I got a sense from her that she may have omitted pieces of her history for her own protection although in the book there are some brazen, matter-of-fact details. But when it comes to the cast of characters, she is generous and complimentary for the most part.
I was particularly taken with Jacobs’s talk of her mother and the acceptance she came to with her “son.” Jacobs understands and accepts that it was a journey that took its necessary course and could not be rushed.
“My love for my mother is the most important piece of my life’s puzzle,” Jacobs said. “Her love and acceptance of me is the bonus.”
To many the “bonus” is the presence of Dina Jacobs. She is a shining example as a transgender woman, a consummate entertainer and, as the book title states so nicely, “forever her mother’s son.”
Forever Her Mother’s Son: The Dina Jacobs Story Dina Jacobs: Forever Her Mother’s Son, a biography of the life of entertainer Dina Jacobs by Larry Dwayne Ponder, is a chronological account of a well-lived life, frankly told, if somewhat glossy and sterile at times.
Ponder is obviously a starry-eyed fan. Written from “collected notes” and hours of audio conversation, there are vivid details obviously provided by Jacobs that, either to her credit, or by Ponder, are sugarcoated. Periods of prostitution and theft in order to survive are added as matter-of-factly as the choices of costumes and musical numbers. Regardless of any imperfections, it is a quick (120 pages), interesting read, and especially pertinent if you have ever experienced the mega-talents of Dina Jacobs onstage.
In full disclosure, she and I share a bit of history working in the club F Bar in Houston, Texas.
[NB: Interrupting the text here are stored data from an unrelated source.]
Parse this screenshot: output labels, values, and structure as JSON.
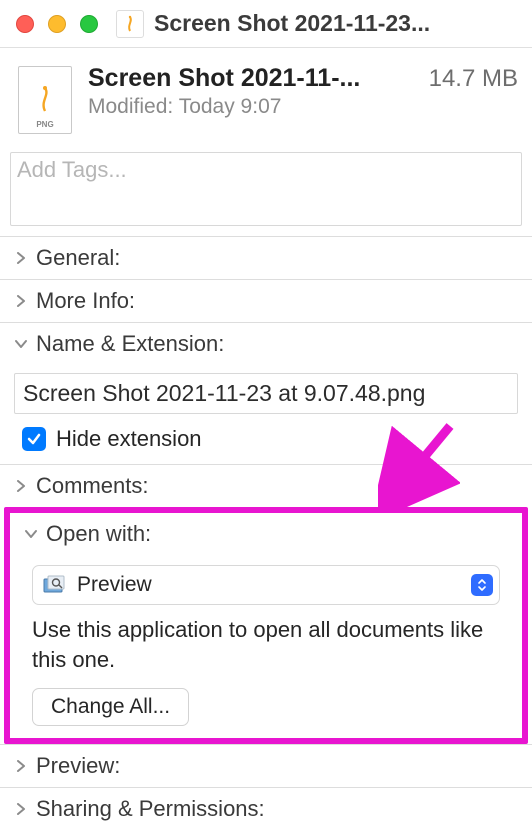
{
  "window": {
    "title": "Screen Shot 2021-11-23..."
  },
  "file": {
    "name": "Screen Shot 2021-11-...",
    "size": "14.7 MB",
    "modified_label": "Modified:",
    "modified_value": "Today 9:07",
    "type_label": "PNG"
  },
  "tags": {
    "placeholder": "Add Tags..."
  },
  "sections": {
    "general": "General:",
    "more_info": "More Info:",
    "name_ext": "Name & Extension:",
    "comments": "Comments:",
    "open_with": "Open with:",
    "preview": "Preview:",
    "sharing": "Sharing & Permissions:"
  },
  "name_ext": {
    "value": "Screen Shot 2021-11-23 at 9.07.48.png",
    "hide_ext_label": "Hide extension",
    "hide_ext_checked": true
  },
  "open_with": {
    "app": "Preview",
    "help": "Use this application to open all documents like this one.",
    "change_all": "Change All..."
  }
}
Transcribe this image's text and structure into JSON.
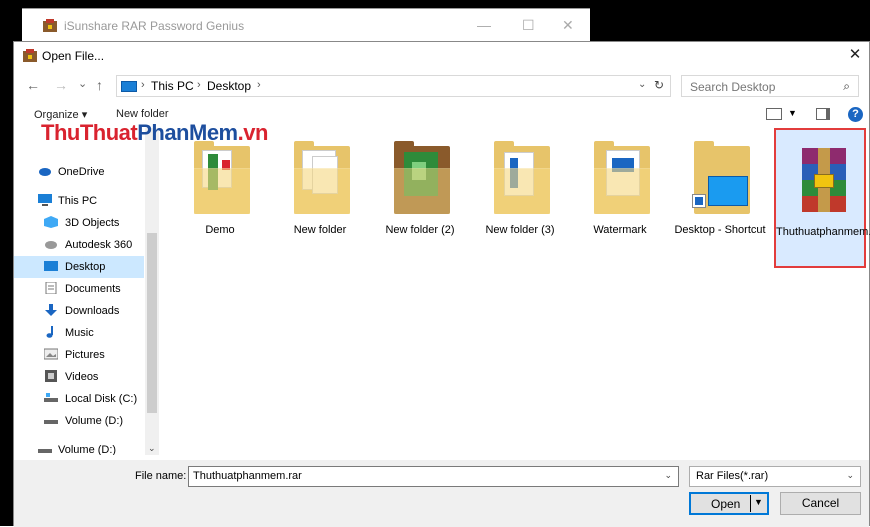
{
  "background_window": {
    "title": "iSunshare RAR Password Genius",
    "controls": [
      "—",
      "☐",
      "✕"
    ]
  },
  "dialog": {
    "title": "Open File...",
    "close_glyph": "✕"
  },
  "navigation": {
    "back": "←",
    "forward": "→",
    "recent": "⌄",
    "up": "↑",
    "breadcrumb": [
      "This PC",
      "Desktop"
    ],
    "separator": "›",
    "refresh": "↻",
    "dropdown": "⌄"
  },
  "search": {
    "placeholder": "Search Desktop",
    "icon": "⌕"
  },
  "toolbar": {
    "organize_label": "Organize ▾",
    "new_folder_label": "New folder",
    "help_label": "?"
  },
  "watermark": {
    "part1": "ThuThuat",
    "part2": "PhanMem",
    "part3": ".vn"
  },
  "sidebar": {
    "items": [
      {
        "label": "OneDrive",
        "icon": "cloud-icon",
        "color": "#1a66c2"
      },
      {
        "label": "This PC",
        "icon": "computer-icon",
        "color": "#1a7fd6"
      },
      {
        "label": "3D Objects",
        "icon": "cube-icon",
        "color": "#3fa9f5"
      },
      {
        "label": "Autodesk 360",
        "icon": "cloud-drive-icon",
        "color": "#888888"
      },
      {
        "label": "Desktop",
        "icon": "desktop-icon",
        "color": "#1a7fd6"
      },
      {
        "label": "Documents",
        "icon": "document-icon",
        "color": "#999999"
      },
      {
        "label": "Downloads",
        "icon": "download-arrow-icon",
        "color": "#1a66c2"
      },
      {
        "label": "Music",
        "icon": "music-note-icon",
        "color": "#1a66c2"
      },
      {
        "label": "Pictures",
        "icon": "picture-icon",
        "color": "#888888"
      },
      {
        "label": "Videos",
        "icon": "video-icon",
        "color": "#555555"
      },
      {
        "label": "Local Disk (C:)",
        "icon": "drive-icon",
        "color": "#555555"
      },
      {
        "label": "Volume (D:)",
        "icon": "drive-icon",
        "color": "#555555"
      },
      {
        "label": "Volume (D:)",
        "icon": "drive-icon",
        "color": "#555555"
      }
    ],
    "selected_label": "Desktop"
  },
  "files": [
    {
      "name": "Demo",
      "icon": "folder-icon"
    },
    {
      "name": "New folder",
      "icon": "folder-icon"
    },
    {
      "name": "New folder (2)",
      "icon": "folder-icon"
    },
    {
      "name": "New folder (3)",
      "icon": "folder-icon"
    },
    {
      "name": "Watermark",
      "icon": "folder-icon"
    },
    {
      "name": "Desktop - Shortcut",
      "icon": "shortcut-folder-icon"
    },
    {
      "name": "Thuthuatphanmem.rar",
      "icon": "winrar-archive-icon",
      "selected": true
    }
  ],
  "bottom": {
    "file_name_label": "File name:",
    "file_name_value": "Thuthuatphanmem.rar",
    "file_type_value": "Rar Files(*.rar)",
    "open_label": "Open",
    "cancel_label": "Cancel",
    "dropdown_glyph": "⌄"
  },
  "colors": {
    "selection": "#cce8ff",
    "accent": "#0078d7",
    "highlight_border": "#e23c3c"
  }
}
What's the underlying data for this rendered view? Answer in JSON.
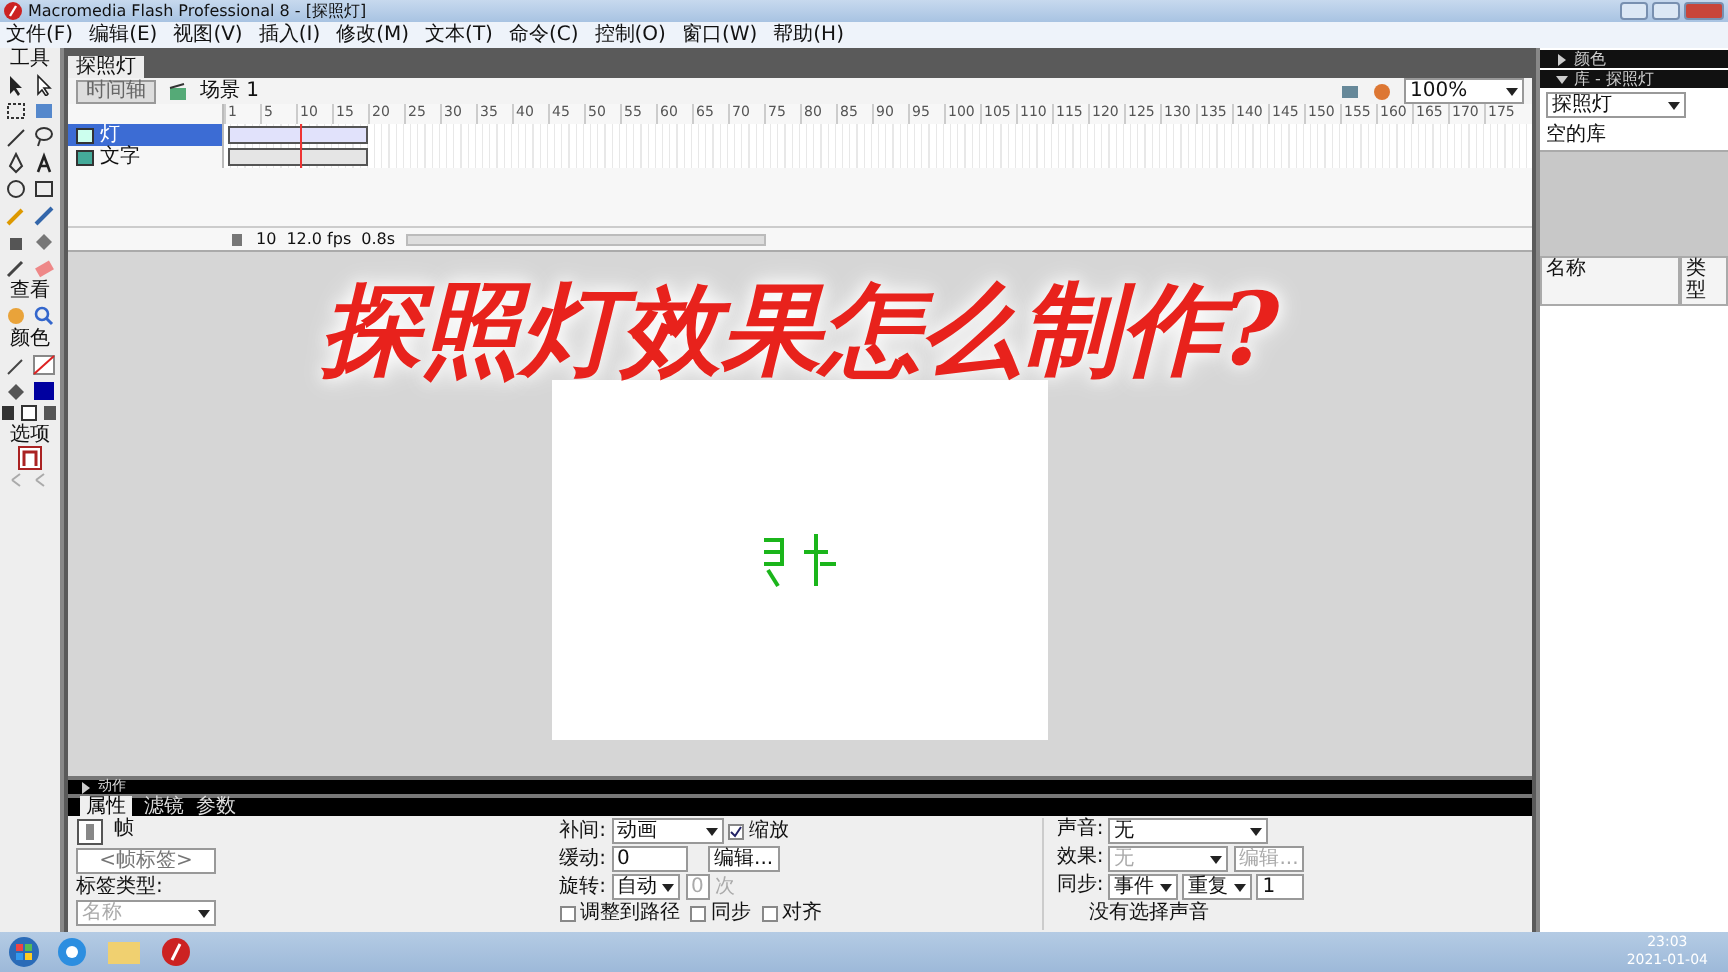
{
  "window": {
    "title": "Macromedia Flash Professional 8 - [探照灯]"
  },
  "menu": [
    "文件(F)",
    "编辑(E)",
    "视图(V)",
    "插入(I)",
    "修改(M)",
    "文本(T)",
    "命令(C)",
    "控制(O)",
    "窗口(W)",
    "帮助(H)"
  ],
  "tools": {
    "title": "工具",
    "view_title": "查看",
    "color_title": "颜色",
    "options_title": "选项"
  },
  "document": {
    "tab": "探照灯",
    "timeline_button": "时间轴",
    "scene": "场景 1",
    "zoom": "100%"
  },
  "timeline": {
    "frame_numbers": [
      "1",
      "5",
      "10",
      "15",
      "20",
      "25",
      "30",
      "35",
      "40",
      "45",
      "50",
      "55",
      "60",
      "65",
      "70",
      "75",
      "80",
      "85",
      "90",
      "95",
      "100",
      "105",
      "110",
      "115",
      "120",
      "125",
      "130",
      "135",
      "140",
      "145",
      "150",
      "155",
      "160",
      "165",
      "170",
      "175"
    ],
    "layers": [
      {
        "name": "灯",
        "selected": true
      },
      {
        "name": "文字",
        "selected": false
      }
    ],
    "current_frame": "10",
    "fps": "12.0 fps",
    "time": "0.8s"
  },
  "caption": "探照灯效果怎么制作?",
  "actions_panel": {
    "title": "动作",
    "expanded": false
  },
  "properties": {
    "tabs": [
      {
        "label": "属性",
        "selected": true
      },
      {
        "label": "滤镜",
        "selected": false
      },
      {
        "label": "参数",
        "selected": false
      }
    ],
    "frame_label": "帧",
    "frame_name_placeholder": "<帧标签>",
    "label_type": "标签类型:",
    "label_type_value": "名称",
    "tween_label": "补间:",
    "tween_value": "动画",
    "scale_label": "缩放",
    "scale_checked": true,
    "ease_label": "缓动:",
    "ease_value": "0",
    "edit_button": "编辑...",
    "rotate_label": "旋转:",
    "rotate_value": "自动",
    "rotate_count": "0",
    "rotate_unit": "次",
    "checks": [
      {
        "label": "调整到路径",
        "checked": false
      },
      {
        "label": "同步",
        "checked": false
      },
      {
        "label": "对齐",
        "checked": false
      }
    ],
    "sound_label": "声音:",
    "sound_value": "无",
    "effect_label": "效果:",
    "effect_value": "无",
    "effect_edit": "编辑...",
    "sync_label": "同步:",
    "sync_value": "事件",
    "repeat_value": "重复",
    "repeat_count": "1",
    "no_sound": "没有选择声音"
  },
  "right_panels": {
    "color_title": "颜色",
    "color_expanded": false,
    "library_title": "库 - 探照灯",
    "library_expanded": true,
    "library_select": "探照灯",
    "empty_note": "空的库",
    "columns": [
      "名称",
      "类型"
    ]
  },
  "taskbar": {
    "time": "23:03",
    "date": "2021-01-04"
  }
}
I was serving as promotions director when she came to perform in weekly drag shows.
If Ponder manages the details as given to him by Jacobs, there are still awkward phases and repetitive thoughts further highlighted by odd sentence structures and use of pronouns and the unnecessarily capitalized word “DRAG” every time it appears. The pronoun issue is one that might be forgiven considering Dina was born as “Clifford”, yet early on referred to himself with feminine monikers before permanently selecting “Dina.”
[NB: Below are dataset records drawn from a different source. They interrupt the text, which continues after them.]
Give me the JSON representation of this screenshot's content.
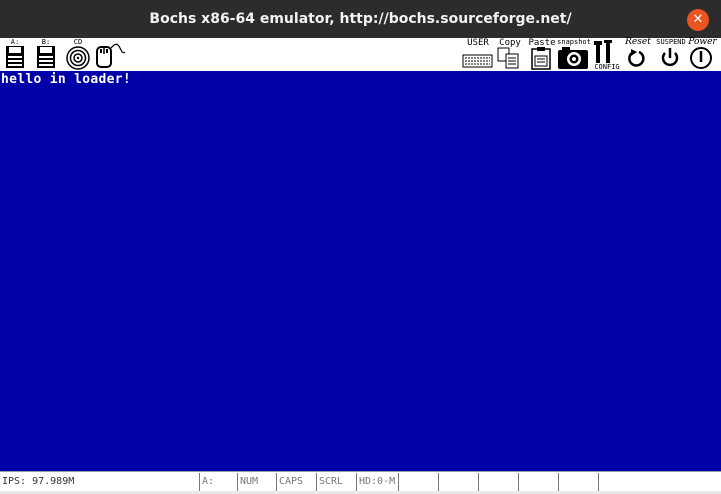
{
  "window": {
    "title": "Bochs x86-64 emulator, http://bochs.sourceforge.net/",
    "close_glyph": "✕",
    "accent_color": "#e95420"
  },
  "toolbar": {
    "floppy_a_label": "A:",
    "floppy_b_label": "B:",
    "cdrom_label": "CD",
    "user_label": "USER",
    "copy_label": "Copy",
    "paste_label": "Paste",
    "snapshot_label": "snapshot",
    "config_label": "CONFIG",
    "reset_label": "Reset",
    "suspend_label": "SUSPEND",
    "power_label": "Power"
  },
  "screen": {
    "background": "#0000a8",
    "lines": [
      "hello in loader!"
    ]
  },
  "statusbar": {
    "ips": "IPS: 97.989M",
    "floppy": "A:",
    "num": "NUM",
    "caps": "CAPS",
    "scrl": "SCRL",
    "hd": "HD:0-M"
  }
}
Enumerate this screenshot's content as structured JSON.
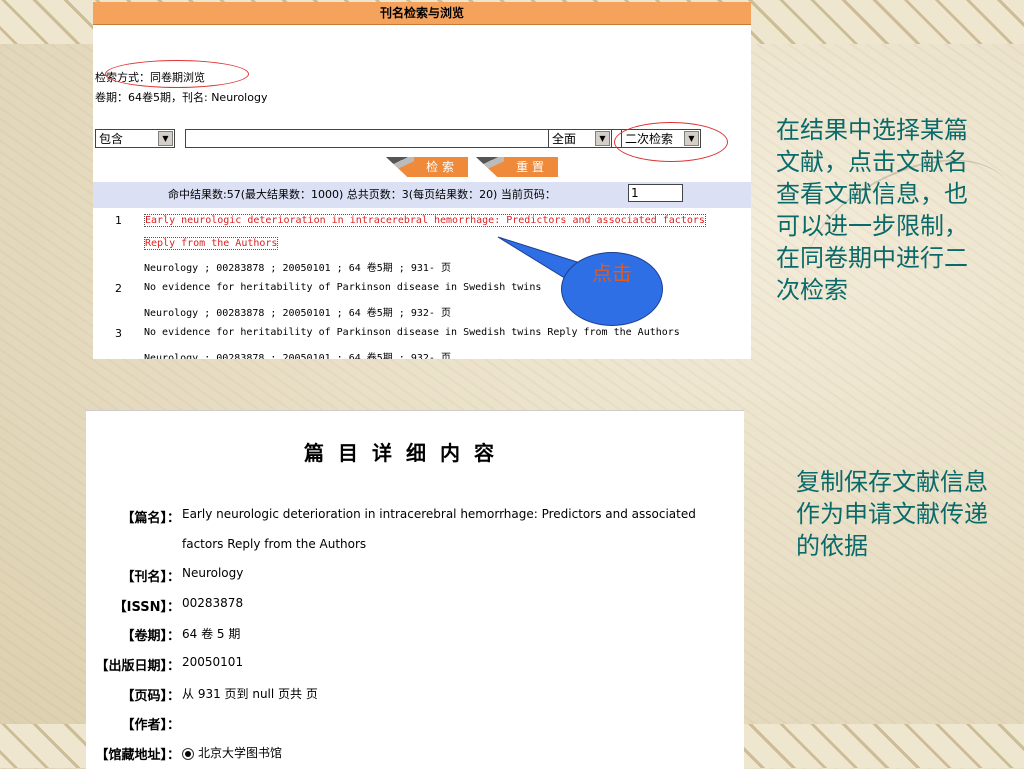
{
  "top_panel": {
    "title": "刊名检索与浏览",
    "search_mode": "检索方式：同卷期浏览",
    "volume_info": "卷期：64卷5期，刊名: Neurology",
    "match_select": "包含",
    "scope_select": "全面",
    "secondary_select": "二次检索",
    "search_button": "检 索",
    "reset_button": "重 置",
    "stats_text": "命中结果数:57(最大结果数：1000)   总共页数：3(每页结果数：20)  当前页码：",
    "page_value": "1",
    "results": [
      {
        "num": "1",
        "title_line1": "Early neurologic deterioration in intracerebral hemorrhage: Predictors and associated factors",
        "title_line2": "Reply from the Authors",
        "meta": "Neurology ; 00283878 ; 20050101 ; 64 卷5期 ; 931- 页"
      },
      {
        "num": "2",
        "title_line1": "No evidence for heritability of Parkinson disease in Swedish twins",
        "meta": "Neurology ; 00283878 ; 20050101 ; 64 卷5期 ; 932- 页"
      },
      {
        "num": "3",
        "title_line1": "No evidence for heritability of Parkinson disease in Swedish twins Reply from the Authors",
        "meta": "Neurology ; 00283878 ; 20050101 ; 64 卷5期 ; 932- 页"
      }
    ],
    "callout_text": "点击"
  },
  "detail_panel": {
    "heading": "篇目详细内容",
    "fields": [
      {
        "label": "【篇名】：",
        "value": "Early neurologic deterioration in intracerebral hemorrhage: Predictors and associated",
        "value2": "factors Reply from the Authors"
      },
      {
        "label": "【刊名】：",
        "value": "Neurology"
      },
      {
        "label": "【ISSN】：",
        "value": "00283878"
      },
      {
        "label": "【卷期】：",
        "value": "64 卷 5 期"
      },
      {
        "label": "【出版日期】：",
        "value": "20050101"
      },
      {
        "label": "【页码】：",
        "value": "从 931 页到 null 页共 页"
      },
      {
        "label": "【作者】：",
        "value": ""
      },
      {
        "label": "【馆藏地址】：",
        "value": "北京大学图书馆"
      }
    ]
  },
  "notes": {
    "note1": "在结果中选择某篇文献，点击文献名查看文献信息，也可以进一步限制，在同卷期中进行二次检索",
    "note2": "复制保存文献信息作为申请文献传递的依据"
  },
  "colors": {
    "note_text": "#0a6a6a",
    "title_bar": "#f5a25d",
    "button": "#ee8a3a",
    "stats_bar": "#dce0f5",
    "link_red": "#d22",
    "callout": "#2f6fe6"
  }
}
Ponder seems to have difficulty calling Jacobs out for bad behavior, referring to her repeated forays into accepting payment for sex as “servicing” men, while feeling free to call it prostitution when others commit the same act. He also skims over pieces of Jacobs’s story that included blatantly stealing from multiple men, never calling her out as a thief. There is an underlying protective quality that mars the full impact of an often times seedy lifestyle.
What Ponder does capture in his writing is much of the character-building loss and pain that Jacobs encountered during her 70-plus years. She feels deeply and there is, hidden among the mind-boggling dates and characters, a semblance of her decision-making dictated by her all-too-frequent unhappy circumstances. There are also moments of joy: the ability to travel all over the world, multiple pageant wins, and a close relationship to family (biological and extended) — especially her Mother, who came after some trial, to accept “Dina” as the forever “mother’s son.”
There are moments involving Jacobs’s decision to live as a transsexual and references to her HIV-positive status are all too brief. As important is the self-realization that Jacobs shares and, for me, could have been illuminated even more. I personally feel that it is the heart of the story and warrants more sentences, awkward or not, from a well-intentioned author.
I highly recommend the reading of _Forever Her Mother’s Son: The Dina Jacobs Story_ssw. Whether you are familiar with Dina Jacobs or not, it is a fascinating biography, often provocative and poignant, but may as easily leave a bibliophile like myself wanting more.
Forever Her Mother’s Son: The Dina Jacobs Story by Larry Dwayne Ponder is available from Amazon Books.